A história brasileira já comprovou que o resultado é inverso. Tentativas de congelamento de preços sempre custam caro, notadamente para a população mais vulnerável. A intervenção no mercado desmantela cadeias produtivas, resultando em redução da oferta. Restrições de oferta tendem a manter a pressão inflacionária por mais tempo, mesmo depois de dissipados os efeitos conjunturais que pressionam os preços.
O teto para reajuste dos planos de saúde individuais e familiares é a bola da vez, na mira de políticas intervencionistas que tentam congelar preço, o que merece reflexão.
A regra de cálculo atual estabelecida pela ANS está em vigor desde 2018. Fundamentalmente, trata-se de um indicador de recomposição de custos, atrelando o reajuste máximo de um dado ano à evolução dos gastos assistenciais no ano anterior. Entre esses gastos, destacam-se os indicadores de internações e realização de exames. Os efeitos da pandemia, se por um lado pressionaram os custos por gastos extraordinários, por outro afetaram os hábitos dos usuários, que postergaram exames e procedimentos eletivos. Esses efeitos reduziram em 2020 a realização de procedimentos.

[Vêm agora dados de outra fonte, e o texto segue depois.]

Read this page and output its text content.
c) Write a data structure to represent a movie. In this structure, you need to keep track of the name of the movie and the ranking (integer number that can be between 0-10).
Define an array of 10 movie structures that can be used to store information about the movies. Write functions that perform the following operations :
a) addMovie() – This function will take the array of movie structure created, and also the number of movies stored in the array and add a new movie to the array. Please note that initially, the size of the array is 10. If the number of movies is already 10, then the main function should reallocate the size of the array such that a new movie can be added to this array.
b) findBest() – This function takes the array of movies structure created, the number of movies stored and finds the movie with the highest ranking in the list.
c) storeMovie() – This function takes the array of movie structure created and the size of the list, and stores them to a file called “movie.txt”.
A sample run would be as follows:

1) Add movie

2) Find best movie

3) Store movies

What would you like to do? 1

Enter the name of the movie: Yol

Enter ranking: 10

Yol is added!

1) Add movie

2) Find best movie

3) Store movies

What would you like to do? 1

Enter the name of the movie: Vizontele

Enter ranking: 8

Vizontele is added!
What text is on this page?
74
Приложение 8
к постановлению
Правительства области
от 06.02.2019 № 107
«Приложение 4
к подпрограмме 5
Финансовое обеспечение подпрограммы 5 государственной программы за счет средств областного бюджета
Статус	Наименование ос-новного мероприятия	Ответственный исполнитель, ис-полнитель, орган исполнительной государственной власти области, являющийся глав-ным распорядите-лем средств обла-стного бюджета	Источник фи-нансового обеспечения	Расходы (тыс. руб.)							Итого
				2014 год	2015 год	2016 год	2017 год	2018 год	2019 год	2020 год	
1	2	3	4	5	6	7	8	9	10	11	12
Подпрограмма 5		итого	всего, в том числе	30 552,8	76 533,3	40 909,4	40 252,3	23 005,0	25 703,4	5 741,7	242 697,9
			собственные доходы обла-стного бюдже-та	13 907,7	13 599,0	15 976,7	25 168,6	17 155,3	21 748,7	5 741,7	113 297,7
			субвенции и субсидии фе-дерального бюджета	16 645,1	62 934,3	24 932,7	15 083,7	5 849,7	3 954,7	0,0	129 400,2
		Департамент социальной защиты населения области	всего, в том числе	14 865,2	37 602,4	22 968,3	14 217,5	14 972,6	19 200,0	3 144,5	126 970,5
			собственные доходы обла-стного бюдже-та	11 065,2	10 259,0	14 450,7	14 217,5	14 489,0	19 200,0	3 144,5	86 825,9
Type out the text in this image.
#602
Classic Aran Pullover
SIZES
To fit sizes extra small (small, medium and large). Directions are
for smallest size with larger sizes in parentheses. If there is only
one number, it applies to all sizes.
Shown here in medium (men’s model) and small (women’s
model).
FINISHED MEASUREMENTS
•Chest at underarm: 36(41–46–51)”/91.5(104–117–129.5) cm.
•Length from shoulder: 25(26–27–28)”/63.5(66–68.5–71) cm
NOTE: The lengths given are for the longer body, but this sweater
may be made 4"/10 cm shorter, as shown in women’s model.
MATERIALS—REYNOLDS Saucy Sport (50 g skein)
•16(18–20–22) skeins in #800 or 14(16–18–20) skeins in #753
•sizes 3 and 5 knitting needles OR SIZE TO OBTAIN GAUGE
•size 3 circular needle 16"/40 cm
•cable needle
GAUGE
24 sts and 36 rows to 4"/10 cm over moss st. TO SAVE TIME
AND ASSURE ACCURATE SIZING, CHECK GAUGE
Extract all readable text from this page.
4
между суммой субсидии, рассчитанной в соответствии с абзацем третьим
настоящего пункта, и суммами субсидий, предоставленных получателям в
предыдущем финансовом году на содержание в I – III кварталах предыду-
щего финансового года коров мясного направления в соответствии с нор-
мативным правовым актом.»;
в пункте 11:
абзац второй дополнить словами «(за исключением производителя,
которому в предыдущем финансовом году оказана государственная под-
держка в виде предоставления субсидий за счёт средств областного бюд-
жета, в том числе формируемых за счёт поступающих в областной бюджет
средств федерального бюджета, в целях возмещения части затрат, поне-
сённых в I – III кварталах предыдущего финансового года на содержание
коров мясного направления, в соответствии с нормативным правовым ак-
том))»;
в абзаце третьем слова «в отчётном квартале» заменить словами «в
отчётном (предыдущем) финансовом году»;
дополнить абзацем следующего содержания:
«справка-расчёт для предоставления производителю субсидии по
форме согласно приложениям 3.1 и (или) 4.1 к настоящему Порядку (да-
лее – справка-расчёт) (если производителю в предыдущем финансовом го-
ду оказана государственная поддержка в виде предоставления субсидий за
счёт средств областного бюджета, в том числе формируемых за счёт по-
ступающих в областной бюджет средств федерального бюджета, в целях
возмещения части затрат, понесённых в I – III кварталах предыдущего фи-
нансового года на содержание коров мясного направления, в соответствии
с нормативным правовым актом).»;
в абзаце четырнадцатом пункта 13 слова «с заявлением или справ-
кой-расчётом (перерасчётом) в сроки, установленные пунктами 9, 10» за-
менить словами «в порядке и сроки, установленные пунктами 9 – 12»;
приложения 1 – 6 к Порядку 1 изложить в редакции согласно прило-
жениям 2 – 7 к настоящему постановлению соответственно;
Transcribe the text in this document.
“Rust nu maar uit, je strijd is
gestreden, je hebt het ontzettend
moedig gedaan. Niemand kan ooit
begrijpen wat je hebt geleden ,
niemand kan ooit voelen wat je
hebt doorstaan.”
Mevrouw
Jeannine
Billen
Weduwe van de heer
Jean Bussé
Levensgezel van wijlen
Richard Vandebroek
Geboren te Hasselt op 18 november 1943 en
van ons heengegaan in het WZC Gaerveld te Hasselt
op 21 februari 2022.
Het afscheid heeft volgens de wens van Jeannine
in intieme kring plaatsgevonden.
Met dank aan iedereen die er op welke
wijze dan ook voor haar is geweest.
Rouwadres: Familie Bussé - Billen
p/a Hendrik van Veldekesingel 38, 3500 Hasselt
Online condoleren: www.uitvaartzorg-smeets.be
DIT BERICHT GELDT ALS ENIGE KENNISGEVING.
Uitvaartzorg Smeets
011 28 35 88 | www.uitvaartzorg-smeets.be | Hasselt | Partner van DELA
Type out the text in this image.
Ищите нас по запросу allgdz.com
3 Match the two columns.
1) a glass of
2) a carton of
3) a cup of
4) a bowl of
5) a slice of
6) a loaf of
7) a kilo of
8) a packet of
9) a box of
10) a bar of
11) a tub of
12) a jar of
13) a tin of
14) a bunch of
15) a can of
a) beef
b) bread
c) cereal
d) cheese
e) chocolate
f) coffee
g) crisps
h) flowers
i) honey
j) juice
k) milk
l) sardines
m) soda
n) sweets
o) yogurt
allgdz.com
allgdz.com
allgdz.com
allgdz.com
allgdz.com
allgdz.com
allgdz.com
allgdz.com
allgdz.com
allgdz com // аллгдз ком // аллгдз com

Como resultado, o reajuste máximo aplicado aos contratos em 2021 foi de -8,19%. Em 2022, observou-se retomada no uso dos planos de saúde, com o abrandamento das restrições impostas pela pandemia. A mesma regra, com os mesmos critérios, resultou em teto de reajuste de 15,5%.
Assim, represar a aplicação do reajuste é medida casuística, que põe por terra a estabilidade regulatória alcançada e coloca em risco a capacidade de atendimento da população.
Cumpre destacar que periodicamente a ANS atualiza o rol de procedimentos com coberturas obrigatórias para todos os planos médicos – em 2021 foram 69 novas coberturas, incluindo 19 novos exames, terapias e cirurgias. Ao mesmo tempo em que essa atualização amplia o acesso a novos tratamentos e procedimentos, as operadoras de planos de saúde precisam investir nos novos serviços.
Intervenção em mercados faz com que problemas conjunturais ganhem o potencial de serem estruturais, com danos de médio e longo prazo para a população brasileira. Esses danos são ainda maiores quando se fala em serviços essenciais, como planos de saúde. Manter as regras do jogo é o melhor remédio para apaziguar incertezas, garantindo a manutenção dos serviços e atendimento à população.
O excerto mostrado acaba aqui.